Strategies in product engineering of mesenchymal stem cell-derived exosomes: unveiling the mechanisms underpinning the promotive effects of mesenchymal stem cell-derived exosomes

Abstract

Articular cartilage injuries present a significant global challenge, particularly in the aging population. These injuries not only restrict movement due to primary damage but also exacerbate elderly degenerative lesions, leading to secondary cartilage injury and osteoarthritis. Addressing osteoarthritis and cartilage damage involves overcoming several technical challenges in biological treatment. The use of induced mesenchymal stem cells (iMSCs) with functional gene modifications emerges as a solution, providing a more stable and controllable source of Mesenchymal Stem Cells (MSCs) with reduced heterogeneity. Furthermore, In addition, this review encompasses strategies aimed at enhancing exosome efficacy, comprising the cultivation of MSCs in three-dimensional matrices, augmentation of functional constituents within MSC-derived exosomes, and modification of their surface characteristics. Finally, we delve into the mechanisms through which MSC-exosomes, sourced from diverse tissues, thwart osteoarthritis (OA) progression and facilitate cartilage repair. This review lays a foundational framework for engineering iMSC-exosomes treatment of patients suffering from osteoarthritis and articular cartilage injuries, highlighting cutting-edge research and potential therapeutic pathways.

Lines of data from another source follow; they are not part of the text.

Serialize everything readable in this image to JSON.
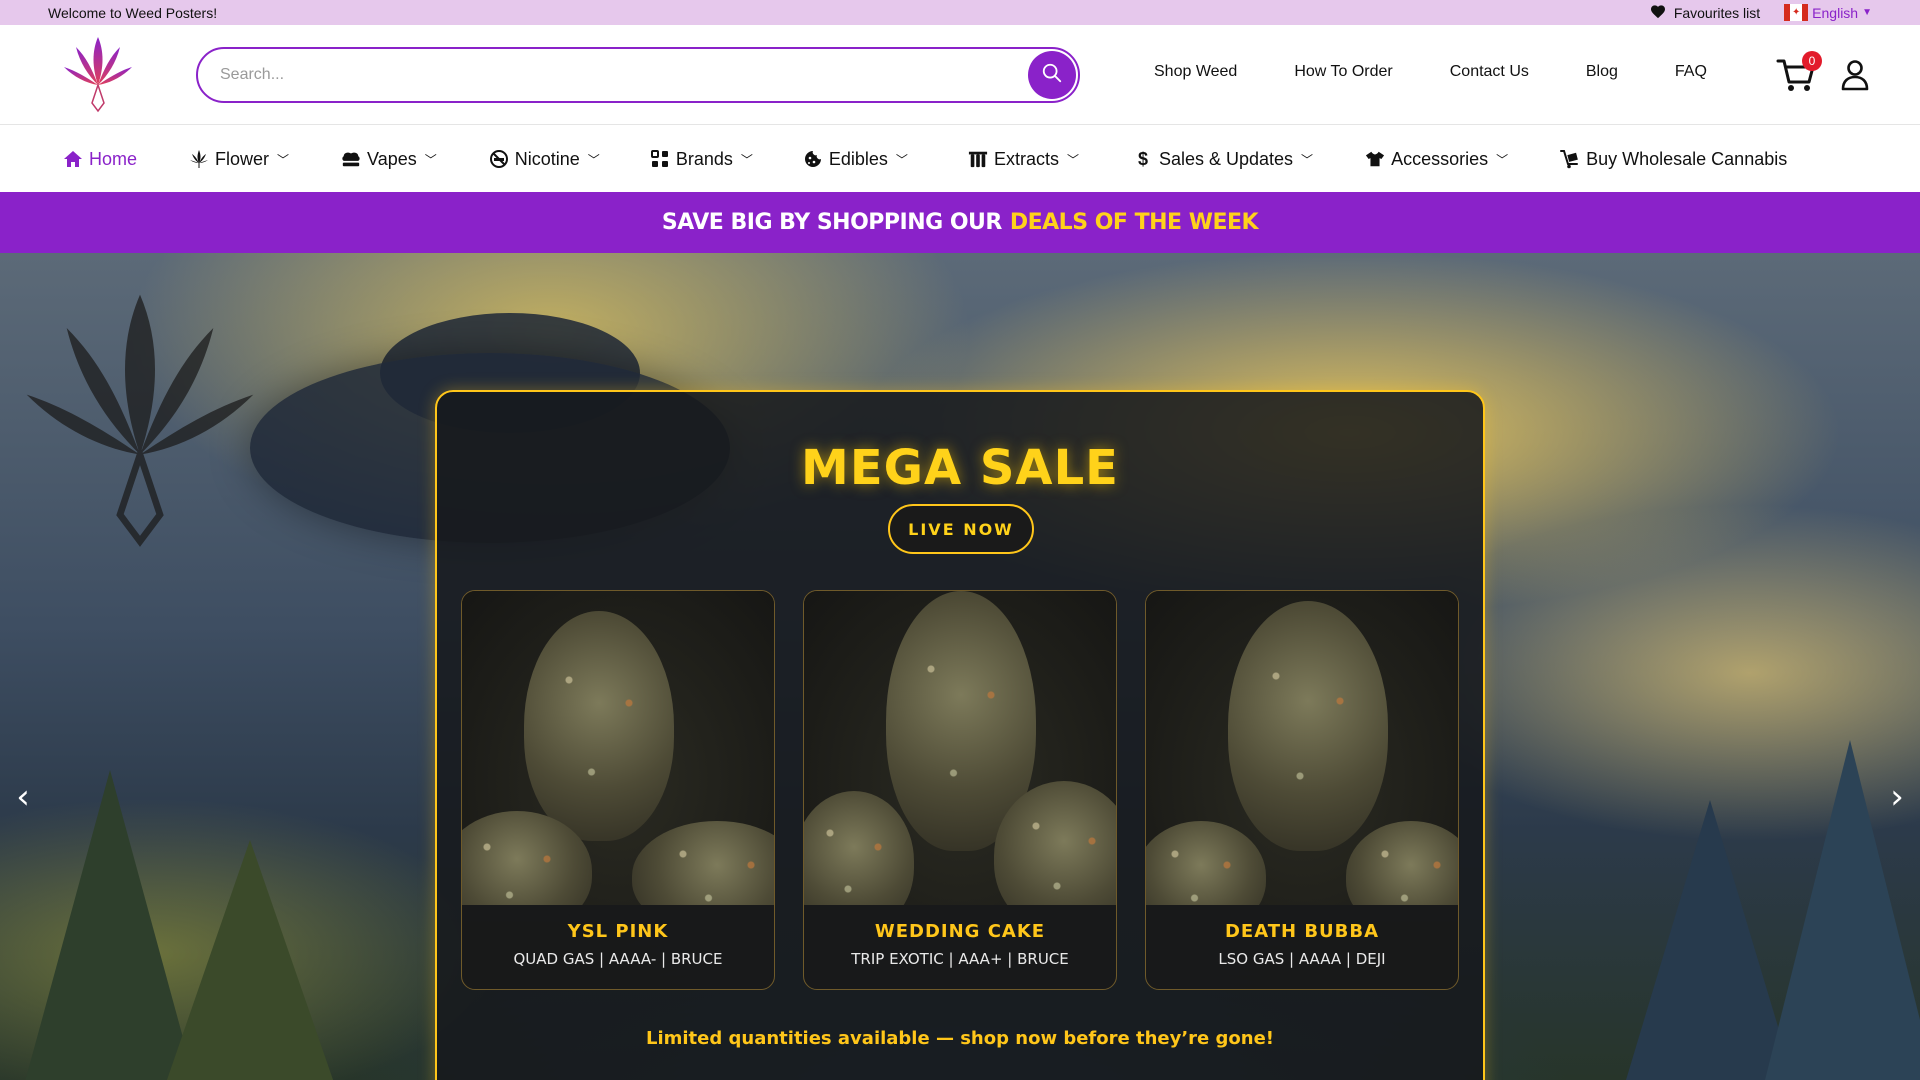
{
  "topbar": {
    "welcome": "Welcome to Weed Posters!",
    "favourites": "Favourites list",
    "language": "English"
  },
  "header": {
    "search_placeholder": "Search...",
    "nav": [
      "Shop Weed",
      "How To Order",
      "Contact Us",
      "Blog",
      "FAQ"
    ],
    "cart_count": "0"
  },
  "categories": [
    {
      "label": "Home",
      "icon": "home-icon",
      "dropdown": false,
      "active": true
    },
    {
      "label": "Flower",
      "icon": "leaf-icon",
      "dropdown": true,
      "active": false
    },
    {
      "label": "Vapes",
      "icon": "vape-icon",
      "dropdown": true,
      "active": false
    },
    {
      "label": "Nicotine",
      "icon": "no-smoking-icon",
      "dropdown": true,
      "active": false
    },
    {
      "label": "Brands",
      "icon": "grid-icon",
      "dropdown": true,
      "active": false
    },
    {
      "label": "Edibles",
      "icon": "cookie-icon",
      "dropdown": true,
      "active": false
    },
    {
      "label": "Extracts",
      "icon": "flask-icon",
      "dropdown": true,
      "active": false
    },
    {
      "label": "Sales & Updates",
      "icon": "dollar-icon",
      "dropdown": true,
      "active": false
    },
    {
      "label": "Accessories",
      "icon": "shirt-icon",
      "dropdown": true,
      "active": false
    },
    {
      "label": "Buy Wholesale Cannabis",
      "icon": "cart-dolly-icon",
      "dropdown": false,
      "active": false
    }
  ],
  "promo": {
    "text": "Save big by shopping our",
    "highlight": "Deals of the week"
  },
  "hero": {
    "title": "MEGA SALE",
    "button": "LIVE NOW",
    "products": [
      {
        "name": "YSL PINK",
        "meta": "QUAD GAS | AAAA- | BRUCE"
      },
      {
        "name": "WEDDING CAKE",
        "meta": "TRIP EXOTIC | AAA+ | BRUCE"
      },
      {
        "name": "DEATH BUBBA",
        "meta": "LSO GAS | AAAA | DEJI"
      }
    ],
    "footer": "Limited quantities available — shop now before they’re gone!"
  },
  "colors": {
    "brand_purple": "#8a22c9",
    "accent_yellow": "#ffc61a",
    "topbar_bg": "#e6c8ec",
    "badge_red": "#e21b2b"
  }
}
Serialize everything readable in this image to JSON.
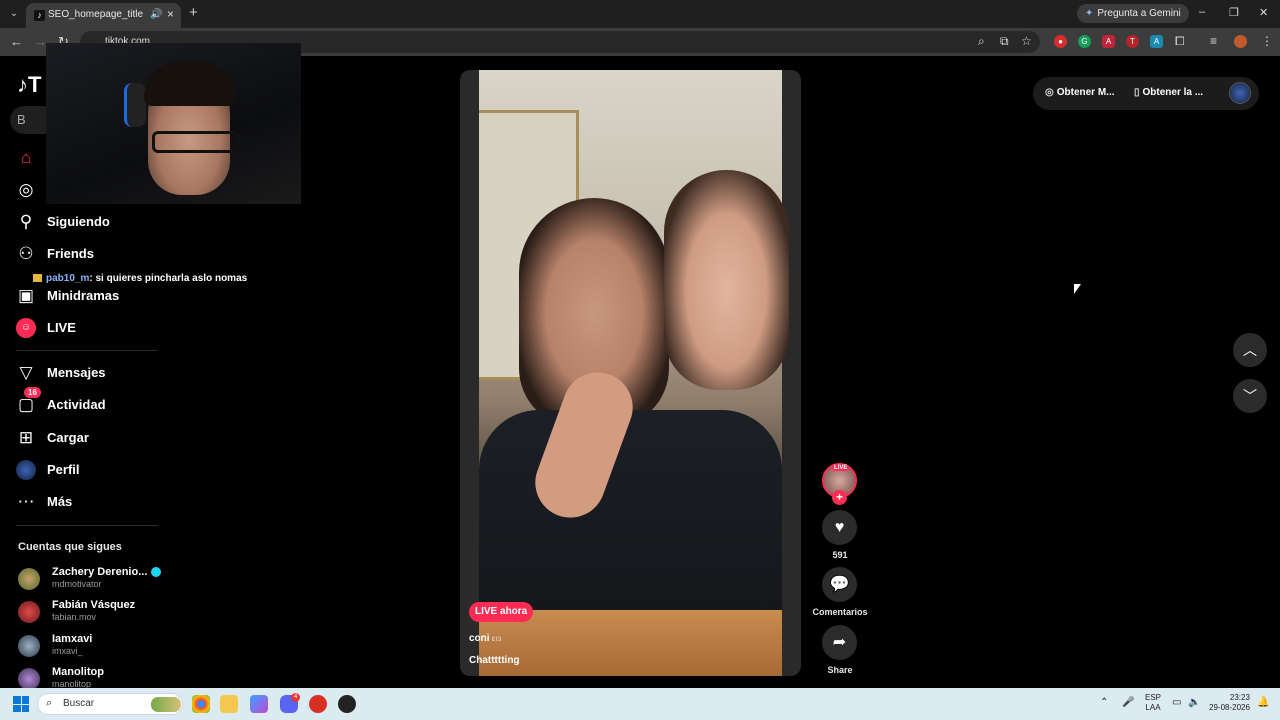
{
  "browser": {
    "tab_title": "SEO_homepage_title",
    "url": "tiktok.com",
    "gemini_label": "Pregunta a Gemini"
  },
  "sidebar": {
    "search_placeholder": "B",
    "items": [
      {
        "label": "",
        "icon": "home-icon"
      },
      {
        "label": "",
        "icon": "compass-icon"
      },
      {
        "label": "Siguiendo",
        "icon": "following-icon"
      },
      {
        "label": "Friends",
        "icon": "friends-icon"
      },
      {
        "label": "Minidramas",
        "icon": "film-icon"
      },
      {
        "label": "LIVE",
        "icon": "live-icon"
      },
      {
        "label": "Mensajes",
        "icon": "send-icon"
      },
      {
        "label": "Actividad",
        "icon": "activity-icon",
        "badge": "16"
      },
      {
        "label": "Cargar",
        "icon": "plus-square-icon"
      },
      {
        "label": "Perfil",
        "icon": "profile-icon"
      },
      {
        "label": "Más",
        "icon": "more-icon"
      }
    ],
    "following_title": "Cuentas que sigues",
    "accounts": [
      {
        "name": "Zachery Derenio...",
        "user": "mdmotivator",
        "verified": true
      },
      {
        "name": "Fabián Vásquez",
        "user": "fabian.mov"
      },
      {
        "name": "Iamxavi",
        "user": "imxavi_"
      },
      {
        "name": "Manolitop",
        "user": "manolitop"
      }
    ]
  },
  "chat": {
    "user": "pab10_m",
    "message": ": si quieres pincharla aslo nomas"
  },
  "video": {
    "live_label": "LIVE ahora",
    "username": "coni",
    "username_suffix": "ɛıɜ",
    "description": "Chattttting"
  },
  "actions": {
    "avatar_live": "LIVE",
    "likes": "591",
    "comments_label": "Comentarios",
    "share_label": "Share"
  },
  "topbar": {
    "get_coins": "Obtener M...",
    "get_app": "Obtener la ..."
  },
  "taskbar": {
    "search": "Buscar",
    "lang1": "ESP",
    "lang2": "LAA",
    "time": "23:23",
    "date": "29-08-2026",
    "discord_badge": "4"
  }
}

Keywords: 3D printed stent; cartilage damage; engineering; exosomes; induced mesenchymal stem cells; osteoarthritis.

FIGURE 1

Strategies for Enhancing Exosome Efficacy This figure presents three key strategies for boosting the performance of MSC-derived exosomes: 1) three-dimensional culture of MSCs to enhance exosome production and quality, 2) improving exosomal functional components through targeted pathways, and 3) surface modification of exosomes for better targeting and delivery. Additionally, it illustrates methods to increase the concentration of effective molecules (effectors) within the exosomes.

FIGURE 2

MCs of different shapes Spherical MCs like (A) Cytodex 1 and (B) Cytopore. (C) 2D microhex is an example of hexagon shape carriers produced by Nunc™. (D) Fibra-cel^® is a product of New Brunswick™ that has a disc shape. (E) Lens-shape MCs like Cytoline 1 and Cytoline 2 (F) are produced via GE Healthcare. (G) and (H) shows DE-52 and DE-53 as available cylindrical MCs in the market which are produced by Whatman™. In panel G, i and ii shows attachment of L-929, a corn-type fibroblastic and MDCK, a canine kidney cell line, Epithelial cells, respectively to DE-52. In panel H, i and ii shows attachment of the baby hamster kidney cell line (BHK, Fibroblastic type) and Primary chick embryo fibroblast, respectively to DE-53. (I) Morphology of human ESCs on (i) DE-53 (large aggregates), (ii) Cytodex-1 (thin aggregate layers) and (iii) Tosoh 65 PR (compact aggregates). Images adapted from Ref (Niet al., 2020).

FIGURE 3

Mechanisms of MSC-Exosome Action in Cartilage Homeostasis and Osteoarthritis Treatment This figure illustrates how MSC-exosomes, derived from different tissues, influence cartilage homeostasis and address osteoarthritis through multiple mechanisms: ① Delivery of miRNA, LncRNA, or proteins to chondrocytes suppresses NF-κB, mTOR, and pro-inflammatory factor release. While some MSC-exosomes may activate the Wnt/β-catenin signaling pathway, overexpression of certain miRNAs redirects these exosomes to inhibit this pathway; ②The suppression of MMP13, MMP3, RUNX2, and ADAMTS5 expression through various signaling pathways prevents ECM degradation; ③ Enhancement of COL2A1, Collagen II, aggrecan, and SOX9 expression via diverse signaling routes increases ECM synthesis; ④ Cartilage homeostasis is maintained by activating autophagy through multiple pathways; ⑤ Cartilage regeneration is promoted by stimulating chondrocyte proliferation and migration and reducing apoptosis via varied signaling mechanisms.